The trade gap widened out by much more than expected at the start of the year. At C$2.45 billion, the fourth shortfall in a row was up C$1.3 billion versus December's sharply upwardly revised C$1.22 billion deficit and the largest since July 2012. January's deterioration was wholly attributable to a 2.8 percent monthly drop in exports as imports remained flat at their December level.
Exports to the U.S. fell 3.1 percent on the month which, with imports off just 0.1 percent, was enough to see the bilateral surplus with the U.S. nearly halve to C$1.21 billion, the smallest black ink since September 1992.
Weaker prices had an important impact on both sides of the balance sheet and export volumes were only 1.3 percent lower on the month. Even so, with price adjusted imports down just 0.1 percent, the real trade balance still deteriorated.
The overall monthly drop in nominal exports was dominated by energy which posted a hefty 14.7 percent decrease, the eighth straight decline. Elsewhere metal and non-metallic mineral products were off 8.6 percent and basic and industrial chemical, plastic and rubber products 1.8 percent. Partial offsets were provide by gains in farm, fishing and intermediate food products (4.5 percent), aircraft and other transportation equipment and parts (8.0 percent) and motor vehicles and parts (3.1 percent).

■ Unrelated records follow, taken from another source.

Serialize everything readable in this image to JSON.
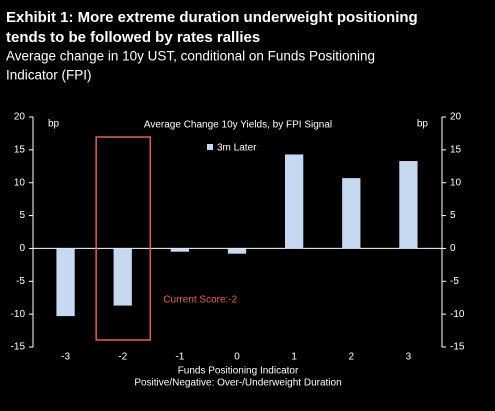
{
  "chart_data": {
    "type": "bar",
    "title": [
      "Exhibit 1: More extreme duration underweight positioning",
      "tends to be followed by rates rallies"
    ],
    "subtitle": [
      "Average change in 10y UST, conditional on Funds Positioning",
      "Indicator (FPI)"
    ],
    "plot_title": "Average Change 10y Yields, by FPI Signal",
    "y_unit": "bp",
    "y2_unit": "bp",
    "x_label": [
      "Funds Positioning Indicator",
      "Positive/Negative: Over-/Underweight Duration"
    ],
    "annotation": "Current Score:-2",
    "categories": [
      "-3",
      "-2",
      "-1",
      "0",
      "1",
      "2",
      "3"
    ],
    "series": [
      {
        "name": "3m Later",
        "color": "#c6d9f1",
        "values": [
          -10.3,
          -8.7,
          -0.5,
          -0.8,
          14.3,
          10.7,
          13.3
        ]
      }
    ],
    "ylim": [
      -15,
      20
    ],
    "yticks": [
      -15,
      -10,
      -5,
      0,
      5,
      10,
      15,
      20
    ],
    "y2lim": [
      -15,
      20
    ],
    "y2ticks": [
      -15,
      -10,
      -5,
      0,
      5,
      10,
      15,
      20
    ]
  }
}
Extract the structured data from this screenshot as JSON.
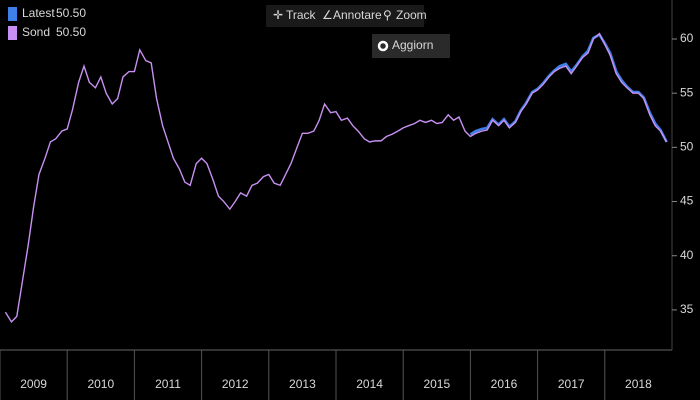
{
  "toolbar": [
    "Track",
    "Annotare",
    "Zoom"
  ],
  "button": "Aggiorn",
  "chart_data": {
    "type": "line",
    "x": [
      2009.08,
      2009.17,
      2009.25,
      2009.33,
      2009.42,
      2009.5,
      2009.58,
      2009.67,
      2009.75,
      2009.83,
      2009.92,
      2010,
      2010.08,
      2010.17,
      2010.25,
      2010.33,
      2010.42,
      2010.5,
      2010.58,
      2010.67,
      2010.75,
      2010.83,
      2010.92,
      2011,
      2011.08,
      2011.17,
      2011.25,
      2011.33,
      2011.42,
      2011.5,
      2011.58,
      2011.67,
      2011.75,
      2011.83,
      2011.92,
      2012,
      2012.08,
      2012.17,
      2012.25,
      2012.33,
      2012.42,
      2012.5,
      2012.58,
      2012.67,
      2012.75,
      2012.83,
      2012.92,
      2013,
      2013.08,
      2013.17,
      2013.25,
      2013.33,
      2013.42,
      2013.5,
      2013.58,
      2013.67,
      2013.75,
      2013.83,
      2013.92,
      2014,
      2014.08,
      2014.17,
      2014.25,
      2014.33,
      2014.42,
      2014.5,
      2014.58,
      2014.67,
      2014.75,
      2014.83,
      2014.92,
      2015,
      2015.08,
      2015.17,
      2015.25,
      2015.33,
      2015.42,
      2015.5,
      2015.58,
      2015.67,
      2015.75,
      2015.83,
      2015.92,
      2016,
      2016.08,
      2016.17,
      2016.25,
      2016.33,
      2016.42,
      2016.5,
      2016.58,
      2016.67,
      2016.75,
      2016.83,
      2016.92,
      2017,
      2017.08,
      2017.17,
      2017.25,
      2017.33,
      2017.42,
      2017.5,
      2017.58,
      2017.67,
      2017.75,
      2017.83,
      2017.92,
      2018,
      2018.08,
      2018.17,
      2018.25,
      2018.33,
      2018.42,
      2018.5,
      2018.58,
      2018.67,
      2018.75,
      2018.83,
      2018.92
    ],
    "series": [
      {
        "name": "Latest",
        "color": "#3f7fe8",
        "last_label": "50.50",
        "values": [
          null,
          null,
          null,
          null,
          null,
          null,
          null,
          null,
          null,
          null,
          null,
          null,
          null,
          null,
          null,
          null,
          null,
          null,
          null,
          null,
          null,
          null,
          null,
          null,
          null,
          null,
          null,
          null,
          null,
          null,
          null,
          null,
          null,
          null,
          null,
          null,
          null,
          null,
          null,
          null,
          null,
          null,
          null,
          null,
          null,
          null,
          null,
          null,
          null,
          null,
          null,
          null,
          null,
          null,
          null,
          null,
          null,
          null,
          null,
          null,
          null,
          null,
          null,
          null,
          null,
          null,
          null,
          null,
          null,
          null,
          null,
          null,
          null,
          null,
          null,
          null,
          null,
          null,
          null,
          null,
          null,
          null,
          null,
          51.2,
          51.5,
          51.7,
          51.8,
          52.6,
          52.1,
          52.6,
          51.9,
          52.4,
          53.4,
          54.1,
          55.1,
          55.4,
          55.9,
          56.6,
          57.1,
          57.5,
          57.7,
          57,
          57.6,
          58.4,
          58.9,
          60.1,
          60.4,
          59.6,
          58.7,
          57,
          56.2,
          55.6,
          55.1,
          55.1,
          54.6,
          53.2,
          52.2,
          51.6,
          50.5
        ]
      },
      {
        "name": "Sond",
        "color": "#c890f2",
        "last_label": "50.50",
        "values": [
          34.8,
          33.9,
          34.4,
          37.5,
          41,
          44.5,
          47.5,
          49,
          50.5,
          50.8,
          51.5,
          51.7,
          53.5,
          56,
          57.5,
          56,
          55.5,
          56.5,
          55,
          54,
          54.5,
          56.5,
          57,
          57,
          59,
          58,
          57.8,
          54.5,
          52,
          50.5,
          49,
          48,
          46.8,
          46.5,
          48.5,
          49,
          48.5,
          47,
          45.5,
          45,
          44.3,
          45,
          45.8,
          45.5,
          46.5,
          46.7,
          47.3,
          47.5,
          46.7,
          46.5,
          47.5,
          48.5,
          50,
          51.3,
          51.3,
          51.5,
          52.5,
          54,
          53.2,
          53.3,
          52.5,
          52.7,
          52,
          51.5,
          50.8,
          50.5,
          50.6,
          50.6,
          51,
          51.2,
          51.5,
          51.8,
          52,
          52.2,
          52.5,
          52.3,
          52.5,
          52.2,
          52.3,
          53,
          52.5,
          52.8,
          51.5,
          51,
          51.3,
          51.5,
          51.6,
          52.5,
          52,
          52.5,
          51.8,
          52.3,
          53.3,
          54,
          55,
          55.3,
          55.8,
          56.5,
          57,
          57.3,
          57.5,
          56.8,
          57.5,
          58.3,
          58.7,
          60,
          60.5,
          59.5,
          58.5,
          56.8,
          56,
          55.5,
          55,
          55,
          54.5,
          53,
          52,
          51.5,
          50.5
        ]
      }
    ],
    "xlim": [
      2009,
      2019
    ],
    "xticks": [
      2009,
      2010,
      2011,
      2012,
      2013,
      2014,
      2015,
      2016,
      2017,
      2018
    ],
    "ylim": [
      31.3,
      63.6
    ],
    "yticks": [
      35,
      40,
      45,
      50,
      55,
      60
    ],
    "grid": false
  }
}
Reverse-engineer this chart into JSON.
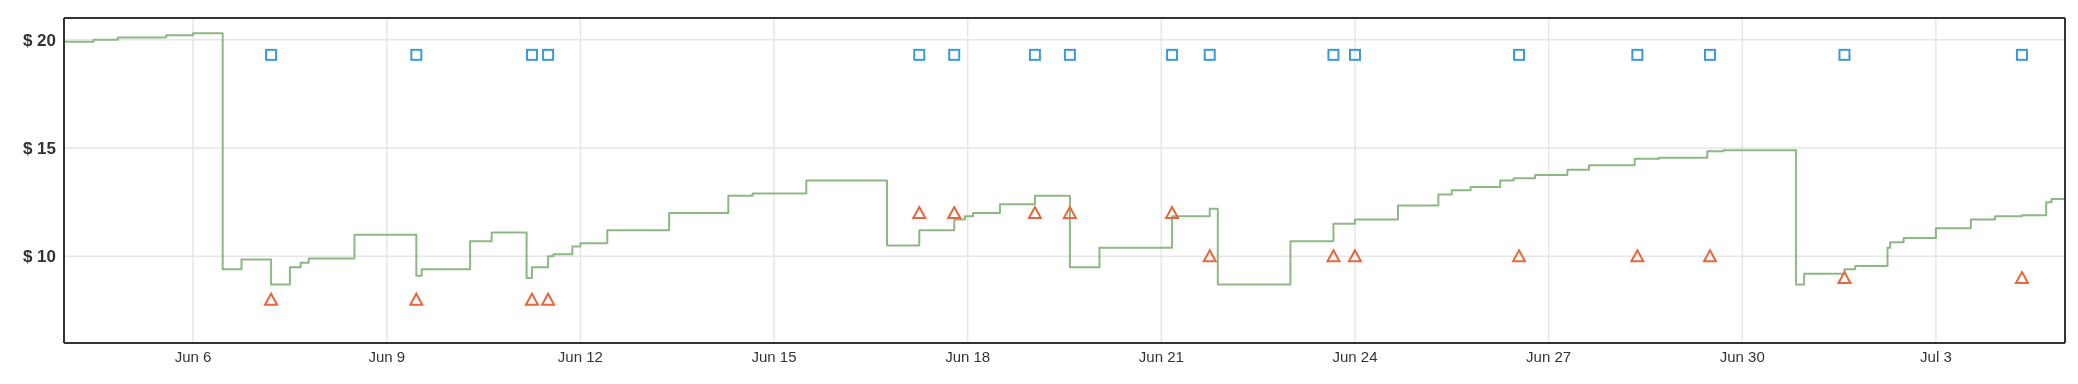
{
  "chart_data": {
    "type": "step",
    "xlim": [
      "--06-04",
      "--07-05"
    ],
    "ylim": [
      6,
      21
    ],
    "xticks": [
      {
        "value": "--06-06",
        "label": "Jun 6"
      },
      {
        "value": "--06-09",
        "label": "Jun 9"
      },
      {
        "value": "--06-12",
        "label": "Jun 12"
      },
      {
        "value": "--06-15",
        "label": "Jun 15"
      },
      {
        "value": "--06-18",
        "label": "Jun 18"
      },
      {
        "value": "--06-21",
        "label": "Jun 21"
      },
      {
        "value": "--06-24",
        "label": "Jun 24"
      },
      {
        "value": "--06-27",
        "label": "Jun 27"
      },
      {
        "value": "--06-30",
        "label": "Jun 30"
      },
      {
        "value": "--07-03",
        "label": "Jul 3"
      }
    ],
    "yticks": [
      {
        "value": 10,
        "label": "$ 10"
      },
      {
        "value": 15,
        "label": "$ 15"
      },
      {
        "value": 20,
        "label": "$ 20"
      }
    ],
    "grid": true,
    "legend": false,
    "series": [
      {
        "color": "#8db883",
        "marker": "none",
        "x": [
          "--06-04T00:00",
          "--06-04T11:00",
          "--06-04T20:00",
          "--06-05T14:00",
          "--06-06T00:00",
          "--06-06T11:00",
          "--06-06T18:00",
          "--06-07T05:00",
          "--06-07T12:00",
          "--06-07T16:00",
          "--06-07T19:00",
          "--06-08T12:00",
          "--06-09T11:00",
          "--06-09T13:00",
          "--06-10T07:00",
          "--06-10T15:00",
          "--06-11T04:00",
          "--06-11T06:00",
          "--06-11T12:00",
          "--06-11T14:00",
          "--06-11T21:00",
          "--06-12T00:00",
          "--06-12T10:00",
          "--06-13T09:00",
          "--06-14T07:00",
          "--06-14T16:00",
          "--06-15T12:00",
          "--06-16T18:00",
          "--06-17T06:00",
          "--06-17T19:00",
          "--06-17T23:00",
          "--06-18T02:00",
          "--06-18T12:00",
          "--06-19T01:00",
          "--06-19T14:00",
          "--06-20T01:00",
          "--06-21T04:00",
          "--06-21T18:00",
          "--06-21T21:00",
          "--06-23T00:00",
          "--06-23T16:00",
          "--06-24T00:00",
          "--06-24T16:00",
          "--06-25T07:00",
          "--06-25T12:00",
          "--06-25T19:00",
          "--06-26T06:00",
          "--06-26T11:00",
          "--06-26T19:00",
          "--06-27T07:00",
          "--06-27T15:00",
          "--06-28T08:00",
          "--06-28T17:00",
          "--06-29T11:00",
          "--06-29T17:00",
          "--06-30T20:00",
          "--06-30T23:00",
          "--07-01T14:00",
          "--07-01T18:00",
          "--07-02T06:00",
          "--07-02T07:00",
          "--07-02T12:00",
          "--07-03T00:00",
          "--07-03T13:00",
          "--07-03T22:00",
          "--07-04T08:00",
          "--07-04T17:00",
          "--07-04T19:00",
          "--07-05T00:00"
        ],
        "values": [
          19.9,
          20.0,
          20.1,
          20.2,
          20.3,
          9.4,
          9.85,
          8.7,
          9.5,
          9.7,
          9.9,
          11.0,
          9.1,
          9.4,
          10.7,
          11.1,
          9.0,
          9.5,
          10.0,
          10.1,
          10.45,
          10.6,
          11.2,
          12.0,
          12.8,
          12.9,
          13.5,
          10.5,
          11.2,
          11.7,
          11.85,
          12.0,
          12.4,
          12.8,
          9.5,
          10.4,
          11.85,
          12.2,
          8.7,
          10.7,
          11.5,
          11.7,
          12.35,
          12.85,
          13.05,
          13.2,
          13.5,
          13.6,
          13.75,
          14.0,
          14.2,
          14.5,
          14.55,
          14.85,
          14.9,
          8.7,
          9.2,
          9.4,
          9.55,
          10.4,
          10.65,
          10.85,
          11.3,
          11.7,
          11.85,
          11.9,
          12.5,
          12.65,
          12.65
        ]
      },
      {
        "type": "scatter",
        "color": "#3a9ad9",
        "marker": "square",
        "x": [
          "--06-07T05:00",
          "--06-09T11:00",
          "--06-11T06:00",
          "--06-11T12:00",
          "--06-17T06:00",
          "--06-17T19:00",
          "--06-19T01:00",
          "--06-19T14:00",
          "--06-21T04:00",
          "--06-21T18:00",
          "--06-23T16:00",
          "--06-24T00:00",
          "--06-26T13:00",
          "--06-28T09:00",
          "--06-29T12:00",
          "--07-01T14:00",
          "--07-04T08:00"
        ],
        "values": [
          19.3,
          19.3,
          19.3,
          19.3,
          19.3,
          19.3,
          19.3,
          19.3,
          19.3,
          19.3,
          19.3,
          19.3,
          19.3,
          19.3,
          19.3,
          19.3,
          19.3
        ]
      },
      {
        "type": "scatter",
        "color": "#e8663d",
        "marker": "triangle",
        "x": [
          "--06-07T05:00",
          "--06-09T11:00",
          "--06-11T06:00",
          "--06-11T12:00",
          "--06-17T06:00",
          "--06-17T19:00",
          "--06-19T01:00",
          "--06-19T14:00",
          "--06-21T04:00",
          "--06-21T18:00",
          "--06-23T16:00",
          "--06-24T00:00",
          "--06-26T13:00",
          "--06-28T09:00",
          "--06-29T12:00",
          "--07-01T14:00",
          "--07-04T08:00"
        ],
        "values": [
          8,
          8,
          8,
          8,
          12,
          12,
          12,
          12,
          12,
          10,
          10,
          10,
          10,
          10,
          10,
          9,
          9
        ]
      }
    ]
  }
}
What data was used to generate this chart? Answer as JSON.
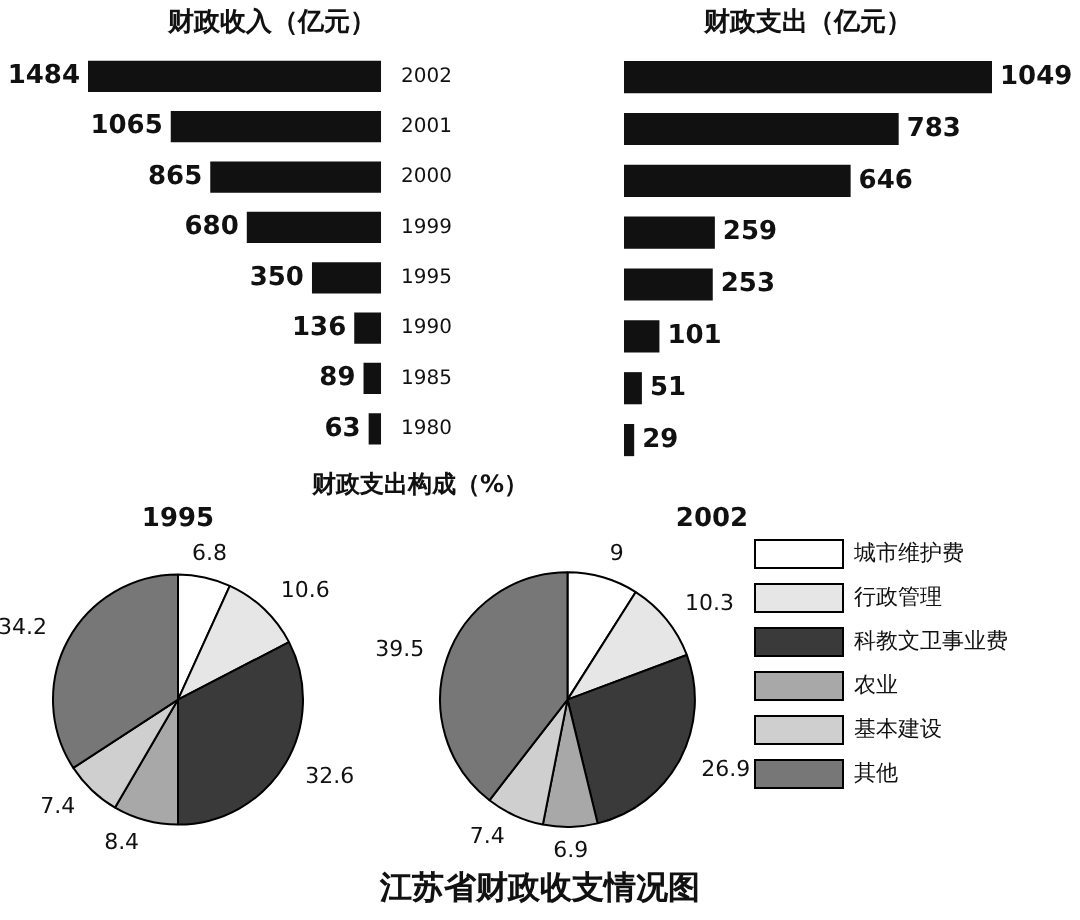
{
  "chart_data": [
    {
      "type": "bar",
      "orientation": "horizontal",
      "title": "财政收入（亿元）",
      "categories": [
        "2002",
        "2001",
        "2000",
        "1999",
        "1995",
        "1990",
        "1985",
        "1980"
      ],
      "values": [
        1484,
        1065,
        865,
        680,
        350,
        136,
        89,
        63
      ],
      "color": "#111111",
      "xlim": [
        1484,
        0
      ],
      "data_labels": true,
      "tick_labels": "y",
      "legend": false
    },
    {
      "type": "bar",
      "orientation": "horizontal",
      "title": "财政支出（亿元）",
      "categories": [
        null,
        null,
        null,
        null,
        null,
        null,
        null,
        null
      ],
      "values": [
        1049,
        783,
        646,
        259,
        253,
        101,
        51,
        29
      ],
      "color": "#111111",
      "xlim": [
        0,
        1049
      ],
      "data_labels": true,
      "tick_labels": false,
      "legend": false
    },
    {
      "type": "pie",
      "title": "1995",
      "categories": [
        null,
        null,
        null,
        null,
        null,
        null
      ],
      "values": [
        6.8,
        10.6,
        32.6,
        8.4,
        7.4,
        34.2
      ],
      "colors": [
        "#ffffff",
        "#e6e6e6",
        "#3a3a3a",
        "#a8a8a8",
        "#cfcfcf",
        "#777777"
      ],
      "data_labels": true,
      "legend": false,
      "annotations": [
        "财政支出构成（%）"
      ]
    },
    {
      "type": "pie",
      "title": "2002",
      "categories": [
        "城市维护费",
        "行政管理",
        "科教文卫事业费",
        "农业",
        "基本建设",
        "其他"
      ],
      "values": [
        9,
        10.3,
        26.9,
        6.9,
        7.4,
        39.5
      ],
      "colors": [
        "#ffffff",
        "#e6e6e6",
        "#3a3a3a",
        "#a8a8a8",
        "#cfcfcf",
        "#777777"
      ],
      "data_labels": true,
      "legend": "right",
      "annotations": [
        "江苏省财政收支情况图"
      ]
    }
  ]
}
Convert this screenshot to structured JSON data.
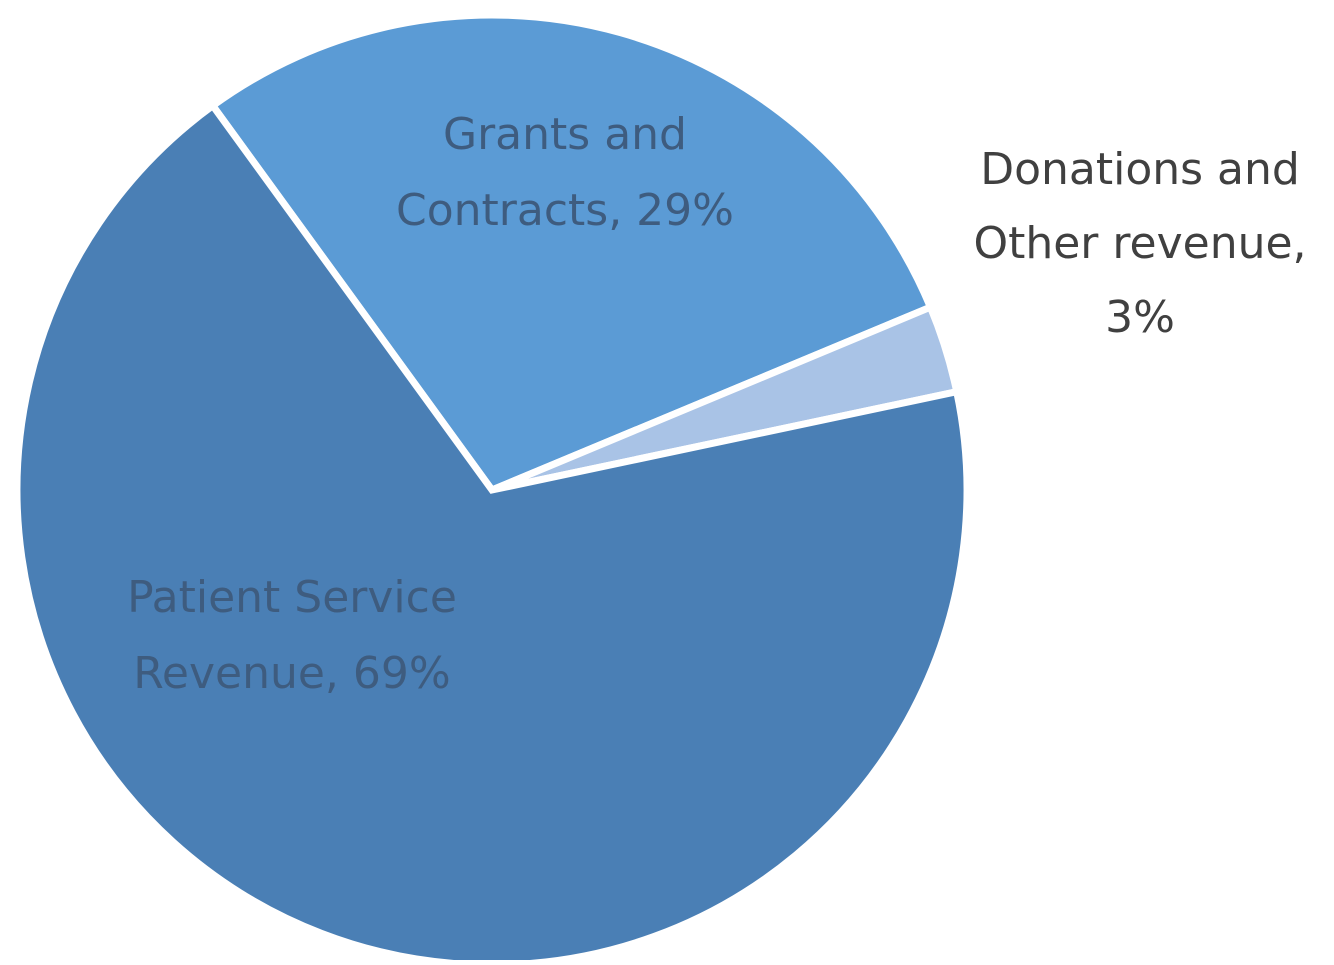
{
  "chart_data": {
    "type": "pie",
    "slices": [
      {
        "label": "Patient Service Revenue",
        "value": 69,
        "label_lines": [
          "Patient Service",
          "Revenue, 69%"
        ],
        "color": "#4a7fb5",
        "text_color": "#3e5c7f"
      },
      {
        "label": "Grants and Contracts",
        "value": 29,
        "label_lines": [
          "Grants and",
          "Contracts, 29%"
        ],
        "color": "#5b9bd5",
        "text_color": "#3e5c7f"
      },
      {
        "label": "Donations and Other revenue",
        "value": 3,
        "label_lines": [
          "Donations and",
          "Other revenue,",
          "3%"
        ],
        "color": "#a9c3e6",
        "text_color": "#404040"
      }
    ],
    "separator_color": "#ffffff"
  }
}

Cash imports were also dragged down by energy (minus 19.2 percent) but this was largely mitigated by increases in industrial machinery, equipment and parts (8.2 percent), electronic and electrical equipment and parts (9.3 percent) and aircraft and other transportation equipment and parts (9.0 percent).
Expectations that January was not a good month for the Canadian economy will find support in today's report. However, the BoC is already looking for growth to slow to around 1.5 percent (saar) this quarter and its unchanged monetary policy vote just Wednesday suggests that additional weakness will be needed for another cut in official rates.
Merchandise trade balance measures the difference between imports and exports of both tangible goods and services. The level of the international trade balance, as well as changes in exports and imports, indicate trends in foreign trade.
Changes in the level of imports and exports, along with the difference between the two (the trade balance) are a valuable gauge of economic trends here and abroad. While these trade figures can directly impact all financial markets, they primarily affect currency values in foreign exchange markets. This is particularly true for Canada which relies on exports and particularly those to the U.S. for growth. It should be noted that this report focuses solely on goods trade - it leaves services trade for the quarterly national accounts and balance of payments reports.
Imports indicate demand for foreign goods while exports show the demand for Canadian goods in the U.S. and elsewhere. The Canadian dollar is particularly sensitive to changes in its trade balance with the U.S. For the most part, Canada's trade balance is in surplus thanks to its exports to the U.S. Both the nominal export and import values are split into volume (real) and price components. This permits trade data to be analyzed for both changes in trade patterns as well as changing prices. This has been particularly important of late given energy price volatility and the impact on Canada's merchandise shipments. A word of caution -- the data are subject to large monthly revisions. Therefore, it can be misleading to form opinions on the basis of one month's data.
The bond market is sensitive to the risk of importing inflation. This report gives a breakdown of trade with major countries so it can be instructive for investors who are interested in diversifying globally. For example, a trend of accelerating exports to a particular country might signal economic strength and investment opportunities in that country.